Pacific Crossing 5200nm in C&C 3/4T 33 ft.

I left San Francisco for Cabo San Lucas in Baja California, and stayed there about six months. Back in those days Cabo was very primitive with no docks in the harbor - we tied med style to the wall but it was so shallow that we had to go ashore in a dinghy by pulling ourselves along the mooring line. The nearest water source was a single stand pipe, and the water was polluted, so we had to sterilize it with iodine. Every month or so the harbor was so polluted by the boats, that the harbor master kicked us all out and we had to anchor in the bay for a week and it the waves were big enough to overturn the dinghy as we struggled to get ashore.

But is was a great place to stay.

Every morning I would climb the hill to Hotel Sonesta? and sit under an umbrella and have breakfast. I always took a book and spent an hour or so drinking coffee and watching the harbor activities from above. Lunch was in one of the street cafes open on all sides. We once went o the movie theater and brought our own chairs from the boat. It was on the other side of town. When we got there we were told there was no movie this night. So back we went.

Corona was 25 cents. A meal $4 (this was 1988.) I met a lot of interesting people during thoes six months. A Canadian sailor and his dog in a boat he built with no engine. He was going home to Canada via Hawaii. I watched him as he kedged his way out of the crowded harbor using his dinghy to  row an anchor 50 feet ahead of his boat. Then he clambered on board and pulled the boat to where the anchor was located, dropped a second anchor, and rowed the first to a new location to repeat the performance.

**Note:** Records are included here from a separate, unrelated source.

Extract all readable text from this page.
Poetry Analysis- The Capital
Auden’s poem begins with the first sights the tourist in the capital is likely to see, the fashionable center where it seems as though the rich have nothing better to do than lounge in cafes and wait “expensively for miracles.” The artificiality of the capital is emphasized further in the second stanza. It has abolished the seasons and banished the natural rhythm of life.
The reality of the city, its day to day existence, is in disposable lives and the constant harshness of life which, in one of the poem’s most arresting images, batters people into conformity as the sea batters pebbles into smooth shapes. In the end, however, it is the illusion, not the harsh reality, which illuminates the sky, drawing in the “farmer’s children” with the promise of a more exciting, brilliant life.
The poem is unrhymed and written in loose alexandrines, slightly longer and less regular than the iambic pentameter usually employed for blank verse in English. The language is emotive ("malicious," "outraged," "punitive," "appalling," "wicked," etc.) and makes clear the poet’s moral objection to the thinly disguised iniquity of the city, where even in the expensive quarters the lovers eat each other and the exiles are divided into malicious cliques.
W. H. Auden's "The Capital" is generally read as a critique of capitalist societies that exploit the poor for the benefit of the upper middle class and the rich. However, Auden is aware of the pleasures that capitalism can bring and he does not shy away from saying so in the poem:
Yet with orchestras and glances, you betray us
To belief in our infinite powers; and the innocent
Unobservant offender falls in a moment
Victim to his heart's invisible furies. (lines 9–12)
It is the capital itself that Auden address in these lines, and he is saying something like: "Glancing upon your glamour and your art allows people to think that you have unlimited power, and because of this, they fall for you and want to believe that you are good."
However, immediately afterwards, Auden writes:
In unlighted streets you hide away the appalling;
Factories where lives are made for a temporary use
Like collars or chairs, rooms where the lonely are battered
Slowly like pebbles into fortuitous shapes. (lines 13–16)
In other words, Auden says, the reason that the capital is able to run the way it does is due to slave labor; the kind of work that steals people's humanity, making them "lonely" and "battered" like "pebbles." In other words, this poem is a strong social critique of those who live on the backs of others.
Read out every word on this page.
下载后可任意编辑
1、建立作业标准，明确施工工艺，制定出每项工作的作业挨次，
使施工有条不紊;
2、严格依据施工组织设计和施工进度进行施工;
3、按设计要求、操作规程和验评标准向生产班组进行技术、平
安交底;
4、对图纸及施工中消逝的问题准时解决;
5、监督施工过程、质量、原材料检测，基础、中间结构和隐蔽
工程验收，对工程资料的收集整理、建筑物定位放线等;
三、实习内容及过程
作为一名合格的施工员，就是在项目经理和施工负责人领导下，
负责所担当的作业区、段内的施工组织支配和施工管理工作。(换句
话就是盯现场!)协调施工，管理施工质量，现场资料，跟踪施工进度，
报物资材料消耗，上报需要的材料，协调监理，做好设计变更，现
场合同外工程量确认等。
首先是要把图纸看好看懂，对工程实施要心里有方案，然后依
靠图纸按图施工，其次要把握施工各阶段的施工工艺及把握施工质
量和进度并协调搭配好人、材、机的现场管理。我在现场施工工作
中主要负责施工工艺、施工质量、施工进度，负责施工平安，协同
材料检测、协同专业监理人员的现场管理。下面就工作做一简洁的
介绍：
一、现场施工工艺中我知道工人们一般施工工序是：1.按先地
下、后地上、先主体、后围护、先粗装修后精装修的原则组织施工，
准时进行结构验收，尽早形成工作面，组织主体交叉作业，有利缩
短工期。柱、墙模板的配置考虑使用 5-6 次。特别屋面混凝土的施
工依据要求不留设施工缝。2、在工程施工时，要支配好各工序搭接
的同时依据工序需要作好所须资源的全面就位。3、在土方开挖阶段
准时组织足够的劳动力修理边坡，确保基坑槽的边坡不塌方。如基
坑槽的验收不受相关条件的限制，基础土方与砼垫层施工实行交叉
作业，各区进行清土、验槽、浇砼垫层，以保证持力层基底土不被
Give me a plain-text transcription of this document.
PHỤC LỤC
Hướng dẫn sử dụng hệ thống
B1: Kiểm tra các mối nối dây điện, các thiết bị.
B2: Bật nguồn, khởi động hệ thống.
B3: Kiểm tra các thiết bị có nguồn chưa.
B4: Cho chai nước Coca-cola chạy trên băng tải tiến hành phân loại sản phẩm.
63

A Dutchman arrived who had only one weeks experience on a boat yet planned to sail 2800 nm to Hawaii alone. He had no charts except Shell Oil road maps, and he didn’t know how to navigate. He expected to find Hawaii by sailing due West until he came across an Island. He was a very experienced traveller - his stories were fascinating. I taught him how to use a sextant, and how to deal with emergencies, and in the end he decided it was just too risky, and sold his boat, and went to Panama and Columbia by road with a New York taxi driver ( a girl) who had driven all the way from NY to find adventure.

A family with five kids aged 5 to 11 arrived in Cabo with plans to sail to Fiji. The skipper had bought this 55 ft yacht in Vancouver and learned how to sail it going down the California coast with the owners. In San Francisco the previous owners left the boat, and his family moved aboard. They went from marina to marina, but when they hit Baja California they had to anchor in Bays, and they didn’t know how to anchor. In Cabo, where I met them, they confessed they didn’t know much about cruising, but they were determined to make a trip as a family before the kids all went to College. He was a lawyer. Somehow they made it to Fiji where he got a job with the Government. The kids flew back to school in Canada. He sold the boat.

When my six month visa expired, I moved to the PV area, to a marina in Nuevo Vallarta, which was a condo resort with a big marina, but in those days there were only a dozen yachts in the marina and the condos were empty. There was a small grocery store at the marina. For fresh bread and other stuff we had to walk a mile to the main road to catch a bus into Puerto Vallarta. Sometimes it was so crowded I had to stand on the outside of the bus. Inside there ofter were big holes in the floor which I had to straddle.